Yesterday I went to see my functional practitioner for a check up, now with a frequency of three-monthly. Functional medicine aims to treat the individual and to create homeostasis, or balance in the body. I believe it to be the future of medicine, due to the uniqueness of each of us, our lifestyles, histories and illnesses. My thyroid disease is not the same as other people’s thyroid disease and my burnout presented differently too.

For the past week I have had a cold, which is not so great for anyone with autoimmune disease. The immune system becomes reactive and can trigger worse symptoms. I was hoping to see a lot of improvement in my thyroid and adrenal health but I was worried about the effect the cold would have on the results. Happily, my results were amazing. My thyroid function is still healthy and my adrenal health is now normal. I only had a small indication that the Influenza A virus is in my system.


The other great news is that my food sensitivities are gone, which means that my leaky gut is healed. Intestinal permeability, or ‘leaky gut’ is a consequence and a cause of autoimmune disease. It played a part in me becoming ill and it aggravated my condition. Fortunately, my healthcare providers recommended lifestyle changes such as eliminating gluten from my diet, along with the reactive foods and focusing on healing. I make bone broths, I eat a green smoothie every day and I completely eliminated gluten and most dairy from my diet in order to recover.

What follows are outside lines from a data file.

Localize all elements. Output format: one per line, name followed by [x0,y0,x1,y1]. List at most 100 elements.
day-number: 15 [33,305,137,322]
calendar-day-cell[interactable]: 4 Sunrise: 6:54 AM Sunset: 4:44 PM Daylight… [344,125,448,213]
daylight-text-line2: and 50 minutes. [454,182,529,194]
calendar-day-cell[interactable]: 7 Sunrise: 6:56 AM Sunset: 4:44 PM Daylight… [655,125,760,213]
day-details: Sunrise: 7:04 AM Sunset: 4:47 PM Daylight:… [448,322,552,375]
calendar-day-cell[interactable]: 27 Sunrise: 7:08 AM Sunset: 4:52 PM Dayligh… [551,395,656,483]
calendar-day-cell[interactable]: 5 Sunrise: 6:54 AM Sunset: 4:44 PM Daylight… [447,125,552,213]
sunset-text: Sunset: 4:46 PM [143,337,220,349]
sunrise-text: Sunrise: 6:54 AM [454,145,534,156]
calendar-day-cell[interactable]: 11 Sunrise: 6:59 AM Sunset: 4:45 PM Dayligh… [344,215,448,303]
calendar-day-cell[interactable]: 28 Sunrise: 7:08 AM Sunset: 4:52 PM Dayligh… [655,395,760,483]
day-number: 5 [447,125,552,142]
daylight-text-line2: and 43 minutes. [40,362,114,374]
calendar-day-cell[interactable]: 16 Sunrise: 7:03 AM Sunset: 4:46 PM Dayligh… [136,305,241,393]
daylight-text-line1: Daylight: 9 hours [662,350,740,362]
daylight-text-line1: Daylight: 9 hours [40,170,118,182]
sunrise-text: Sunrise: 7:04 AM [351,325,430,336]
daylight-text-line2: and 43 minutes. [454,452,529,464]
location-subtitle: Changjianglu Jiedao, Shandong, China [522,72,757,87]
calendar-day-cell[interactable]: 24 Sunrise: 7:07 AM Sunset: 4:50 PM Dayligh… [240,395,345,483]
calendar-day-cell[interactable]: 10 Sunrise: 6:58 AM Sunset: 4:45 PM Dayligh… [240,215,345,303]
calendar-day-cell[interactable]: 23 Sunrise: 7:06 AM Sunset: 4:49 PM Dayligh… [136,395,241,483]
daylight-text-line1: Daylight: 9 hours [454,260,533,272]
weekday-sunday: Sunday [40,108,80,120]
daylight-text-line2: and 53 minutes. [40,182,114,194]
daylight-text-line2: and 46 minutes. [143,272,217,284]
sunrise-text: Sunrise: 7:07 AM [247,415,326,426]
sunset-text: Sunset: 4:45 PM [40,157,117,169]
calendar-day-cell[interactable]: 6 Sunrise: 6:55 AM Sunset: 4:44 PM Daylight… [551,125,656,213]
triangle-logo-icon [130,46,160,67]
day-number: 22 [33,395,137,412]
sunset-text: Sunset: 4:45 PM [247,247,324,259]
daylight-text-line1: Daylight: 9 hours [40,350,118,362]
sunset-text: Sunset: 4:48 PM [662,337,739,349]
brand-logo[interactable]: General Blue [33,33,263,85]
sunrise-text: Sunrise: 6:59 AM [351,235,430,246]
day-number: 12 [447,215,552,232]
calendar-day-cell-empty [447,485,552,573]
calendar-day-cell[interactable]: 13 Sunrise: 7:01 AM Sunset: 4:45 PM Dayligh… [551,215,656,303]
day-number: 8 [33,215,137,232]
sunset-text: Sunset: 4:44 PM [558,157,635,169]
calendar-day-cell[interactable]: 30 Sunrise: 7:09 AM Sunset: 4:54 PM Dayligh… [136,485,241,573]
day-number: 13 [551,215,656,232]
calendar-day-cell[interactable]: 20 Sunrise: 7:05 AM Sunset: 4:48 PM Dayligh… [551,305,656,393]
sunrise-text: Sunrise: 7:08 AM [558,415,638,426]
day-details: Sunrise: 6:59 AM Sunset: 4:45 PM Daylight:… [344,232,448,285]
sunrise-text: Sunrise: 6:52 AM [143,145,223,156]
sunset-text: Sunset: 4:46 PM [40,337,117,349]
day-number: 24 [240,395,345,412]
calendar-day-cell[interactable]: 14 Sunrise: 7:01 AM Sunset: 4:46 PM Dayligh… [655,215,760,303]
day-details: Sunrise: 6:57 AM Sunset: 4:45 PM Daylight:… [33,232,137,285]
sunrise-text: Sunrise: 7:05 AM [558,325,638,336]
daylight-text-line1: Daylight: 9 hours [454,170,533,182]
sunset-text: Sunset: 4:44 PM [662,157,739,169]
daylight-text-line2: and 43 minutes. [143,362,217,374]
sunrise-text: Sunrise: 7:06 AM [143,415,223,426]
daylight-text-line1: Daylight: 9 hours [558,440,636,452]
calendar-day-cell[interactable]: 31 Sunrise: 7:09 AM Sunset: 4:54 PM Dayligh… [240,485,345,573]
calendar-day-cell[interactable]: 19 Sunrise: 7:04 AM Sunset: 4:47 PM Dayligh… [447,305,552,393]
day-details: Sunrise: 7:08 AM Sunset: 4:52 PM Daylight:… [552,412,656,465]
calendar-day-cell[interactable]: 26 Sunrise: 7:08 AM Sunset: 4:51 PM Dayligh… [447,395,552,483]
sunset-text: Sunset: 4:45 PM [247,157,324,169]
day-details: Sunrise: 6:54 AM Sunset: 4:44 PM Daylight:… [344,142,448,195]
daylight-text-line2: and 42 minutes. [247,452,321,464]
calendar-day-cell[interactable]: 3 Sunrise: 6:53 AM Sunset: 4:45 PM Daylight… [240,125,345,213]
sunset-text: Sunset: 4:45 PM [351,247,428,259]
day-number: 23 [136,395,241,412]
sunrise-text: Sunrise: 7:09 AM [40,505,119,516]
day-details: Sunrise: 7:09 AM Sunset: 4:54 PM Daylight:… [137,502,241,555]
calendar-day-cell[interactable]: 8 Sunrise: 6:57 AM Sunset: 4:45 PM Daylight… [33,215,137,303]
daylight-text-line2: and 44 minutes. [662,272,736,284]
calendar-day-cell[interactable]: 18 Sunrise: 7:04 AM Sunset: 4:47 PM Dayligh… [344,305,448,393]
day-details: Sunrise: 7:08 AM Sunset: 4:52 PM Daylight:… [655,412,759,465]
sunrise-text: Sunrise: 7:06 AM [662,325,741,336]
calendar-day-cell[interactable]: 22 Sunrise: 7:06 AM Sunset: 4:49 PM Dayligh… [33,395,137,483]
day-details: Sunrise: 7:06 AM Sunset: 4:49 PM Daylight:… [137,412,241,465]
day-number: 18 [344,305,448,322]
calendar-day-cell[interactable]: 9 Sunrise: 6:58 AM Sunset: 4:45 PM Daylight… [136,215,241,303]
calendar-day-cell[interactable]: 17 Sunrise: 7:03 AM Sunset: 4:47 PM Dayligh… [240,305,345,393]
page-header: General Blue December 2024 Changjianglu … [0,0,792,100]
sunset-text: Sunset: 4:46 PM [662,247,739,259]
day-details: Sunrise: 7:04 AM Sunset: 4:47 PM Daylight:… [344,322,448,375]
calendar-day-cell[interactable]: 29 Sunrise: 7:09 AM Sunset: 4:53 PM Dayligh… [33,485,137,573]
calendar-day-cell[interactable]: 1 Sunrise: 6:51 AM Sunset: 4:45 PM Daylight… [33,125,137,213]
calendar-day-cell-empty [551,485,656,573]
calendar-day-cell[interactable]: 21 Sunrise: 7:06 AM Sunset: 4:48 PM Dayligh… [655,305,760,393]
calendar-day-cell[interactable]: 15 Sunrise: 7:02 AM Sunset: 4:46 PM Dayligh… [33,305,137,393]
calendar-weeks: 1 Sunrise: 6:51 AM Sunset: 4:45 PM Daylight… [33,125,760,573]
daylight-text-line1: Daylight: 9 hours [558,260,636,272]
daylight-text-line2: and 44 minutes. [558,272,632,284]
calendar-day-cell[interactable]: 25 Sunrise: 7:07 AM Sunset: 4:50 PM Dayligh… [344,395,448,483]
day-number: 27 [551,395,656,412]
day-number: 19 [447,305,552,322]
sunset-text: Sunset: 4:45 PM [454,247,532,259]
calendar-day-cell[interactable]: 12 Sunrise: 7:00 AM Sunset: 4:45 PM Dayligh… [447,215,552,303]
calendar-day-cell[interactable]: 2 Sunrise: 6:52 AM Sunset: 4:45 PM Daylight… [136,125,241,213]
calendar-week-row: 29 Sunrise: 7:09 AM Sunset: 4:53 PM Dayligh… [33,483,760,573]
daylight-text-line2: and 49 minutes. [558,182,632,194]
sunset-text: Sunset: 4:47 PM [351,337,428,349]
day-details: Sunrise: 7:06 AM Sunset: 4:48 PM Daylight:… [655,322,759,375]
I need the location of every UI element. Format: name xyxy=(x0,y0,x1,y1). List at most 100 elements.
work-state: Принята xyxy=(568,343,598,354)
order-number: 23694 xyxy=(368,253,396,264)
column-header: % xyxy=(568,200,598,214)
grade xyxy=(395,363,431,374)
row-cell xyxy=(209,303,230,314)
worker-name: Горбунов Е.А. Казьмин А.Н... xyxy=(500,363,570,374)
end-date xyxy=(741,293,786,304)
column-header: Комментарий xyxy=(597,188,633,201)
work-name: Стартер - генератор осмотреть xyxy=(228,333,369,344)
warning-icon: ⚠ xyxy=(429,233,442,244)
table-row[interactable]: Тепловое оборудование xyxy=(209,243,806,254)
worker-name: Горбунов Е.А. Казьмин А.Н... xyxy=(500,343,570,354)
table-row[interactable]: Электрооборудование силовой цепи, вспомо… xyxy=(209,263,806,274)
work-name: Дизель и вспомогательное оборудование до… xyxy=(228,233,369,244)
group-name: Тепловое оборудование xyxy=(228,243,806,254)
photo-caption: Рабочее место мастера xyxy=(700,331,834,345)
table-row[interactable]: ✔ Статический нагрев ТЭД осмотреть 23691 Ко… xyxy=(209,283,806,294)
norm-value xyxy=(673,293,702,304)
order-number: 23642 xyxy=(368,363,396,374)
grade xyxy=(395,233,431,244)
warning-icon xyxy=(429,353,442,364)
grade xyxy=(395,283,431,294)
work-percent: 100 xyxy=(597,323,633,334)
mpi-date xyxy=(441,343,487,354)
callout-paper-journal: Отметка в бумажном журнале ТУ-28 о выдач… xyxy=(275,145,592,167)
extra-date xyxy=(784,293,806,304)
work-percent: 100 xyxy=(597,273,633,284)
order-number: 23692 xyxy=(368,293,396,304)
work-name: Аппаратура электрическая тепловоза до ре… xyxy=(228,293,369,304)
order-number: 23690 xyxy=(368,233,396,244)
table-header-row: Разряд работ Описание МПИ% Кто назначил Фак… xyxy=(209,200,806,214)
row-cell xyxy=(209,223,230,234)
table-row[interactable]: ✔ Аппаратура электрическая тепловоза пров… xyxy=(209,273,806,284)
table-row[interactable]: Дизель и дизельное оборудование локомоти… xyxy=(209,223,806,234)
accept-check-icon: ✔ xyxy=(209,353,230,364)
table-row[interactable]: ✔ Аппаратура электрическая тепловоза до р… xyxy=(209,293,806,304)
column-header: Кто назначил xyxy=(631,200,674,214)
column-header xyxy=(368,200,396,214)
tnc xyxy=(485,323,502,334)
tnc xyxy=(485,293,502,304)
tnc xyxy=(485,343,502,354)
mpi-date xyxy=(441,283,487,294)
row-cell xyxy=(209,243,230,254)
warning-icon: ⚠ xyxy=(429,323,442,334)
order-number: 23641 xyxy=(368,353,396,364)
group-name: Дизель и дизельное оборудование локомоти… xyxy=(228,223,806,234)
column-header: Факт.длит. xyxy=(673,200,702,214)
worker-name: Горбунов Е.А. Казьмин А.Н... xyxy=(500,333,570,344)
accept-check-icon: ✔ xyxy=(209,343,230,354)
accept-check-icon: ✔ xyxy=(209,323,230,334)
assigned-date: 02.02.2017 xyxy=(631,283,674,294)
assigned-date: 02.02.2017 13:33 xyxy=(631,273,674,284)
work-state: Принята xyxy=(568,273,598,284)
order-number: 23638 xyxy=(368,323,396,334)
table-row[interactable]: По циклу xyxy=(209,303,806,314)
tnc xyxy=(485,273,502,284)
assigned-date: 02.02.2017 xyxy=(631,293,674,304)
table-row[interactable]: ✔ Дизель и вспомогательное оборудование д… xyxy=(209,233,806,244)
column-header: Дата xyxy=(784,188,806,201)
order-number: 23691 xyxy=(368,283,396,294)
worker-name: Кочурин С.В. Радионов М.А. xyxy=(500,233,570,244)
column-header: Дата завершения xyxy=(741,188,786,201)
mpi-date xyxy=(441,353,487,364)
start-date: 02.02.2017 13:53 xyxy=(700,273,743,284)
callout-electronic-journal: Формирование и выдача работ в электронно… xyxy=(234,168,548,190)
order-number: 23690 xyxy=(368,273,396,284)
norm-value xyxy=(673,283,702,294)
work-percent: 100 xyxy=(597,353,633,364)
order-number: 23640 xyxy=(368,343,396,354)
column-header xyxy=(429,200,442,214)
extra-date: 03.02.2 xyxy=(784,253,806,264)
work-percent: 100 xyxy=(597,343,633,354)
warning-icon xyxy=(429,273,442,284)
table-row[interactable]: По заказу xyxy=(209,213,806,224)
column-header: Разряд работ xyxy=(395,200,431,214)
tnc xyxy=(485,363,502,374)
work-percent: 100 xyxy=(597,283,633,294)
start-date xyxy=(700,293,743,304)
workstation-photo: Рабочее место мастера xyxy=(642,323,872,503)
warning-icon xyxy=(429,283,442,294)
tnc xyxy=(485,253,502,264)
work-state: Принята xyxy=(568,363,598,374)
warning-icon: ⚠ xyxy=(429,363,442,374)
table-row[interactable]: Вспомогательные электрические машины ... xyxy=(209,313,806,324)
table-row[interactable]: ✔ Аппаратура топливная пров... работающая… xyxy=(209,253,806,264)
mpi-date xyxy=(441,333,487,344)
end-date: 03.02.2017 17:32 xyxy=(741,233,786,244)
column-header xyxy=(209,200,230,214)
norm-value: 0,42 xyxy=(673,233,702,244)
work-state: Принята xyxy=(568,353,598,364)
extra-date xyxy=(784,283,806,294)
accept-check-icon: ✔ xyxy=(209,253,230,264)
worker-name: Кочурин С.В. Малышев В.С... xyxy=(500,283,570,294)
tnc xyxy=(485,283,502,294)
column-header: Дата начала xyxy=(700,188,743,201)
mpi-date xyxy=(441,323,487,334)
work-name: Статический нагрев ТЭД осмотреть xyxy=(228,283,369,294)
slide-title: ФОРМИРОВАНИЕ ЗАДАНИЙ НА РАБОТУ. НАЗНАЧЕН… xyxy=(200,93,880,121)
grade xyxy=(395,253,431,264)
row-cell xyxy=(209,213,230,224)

I can now have milk, yoghurt, all cheese, cream and ice cream again! I’m really thrilled as it has been difficult to cut out so much dairy, on top of the gluten. As soon as I get rid of this cold, I’m having a cappuccino. Ah, I can’t wait. It has been several years since I’ve been able to enjoy a simple cappuccino. It’s those small joys that make life so rich. And it’s hard to explain to someone what life is like having such a restricted diet. I have to chuckle when I’m invited to a cheese and wine event. I can’t have alcohol due to its effect on my adrenals, no gluten so the crackers are out, and I wasn’t able to have cheese – until now, of course!

I have worked extremely hard to change my lifestyle, diet, sleeping habits and more in order to heal, not only from leaky gut but from my burnout too. I am so happy to see that my health is coming right. I will always have Hashimoto’s Thyroiditis but my thyroid is working and I don’t require any medication for it. I’m hoping that I can stop the medication for my adrenal glands when I visit my endocrinologist next month. I’m also really excited to see how low my antibodies (which measure the autoimmune attack) have dropped since I have been taking such good care of myself.


I think it’s so important to celebrate these happy moments. The recovery has been very long and slow, filled with frustration and a fair amount of sulking. But I am so happy to see that persevering and being kind to my body have really paid off. My leaky gut is gone and if I continue to stay off gluten, it shouldn’t come back. I won’t go crazy eating ice cream for breakfast but I think I’ve earned a weekly cappuccino.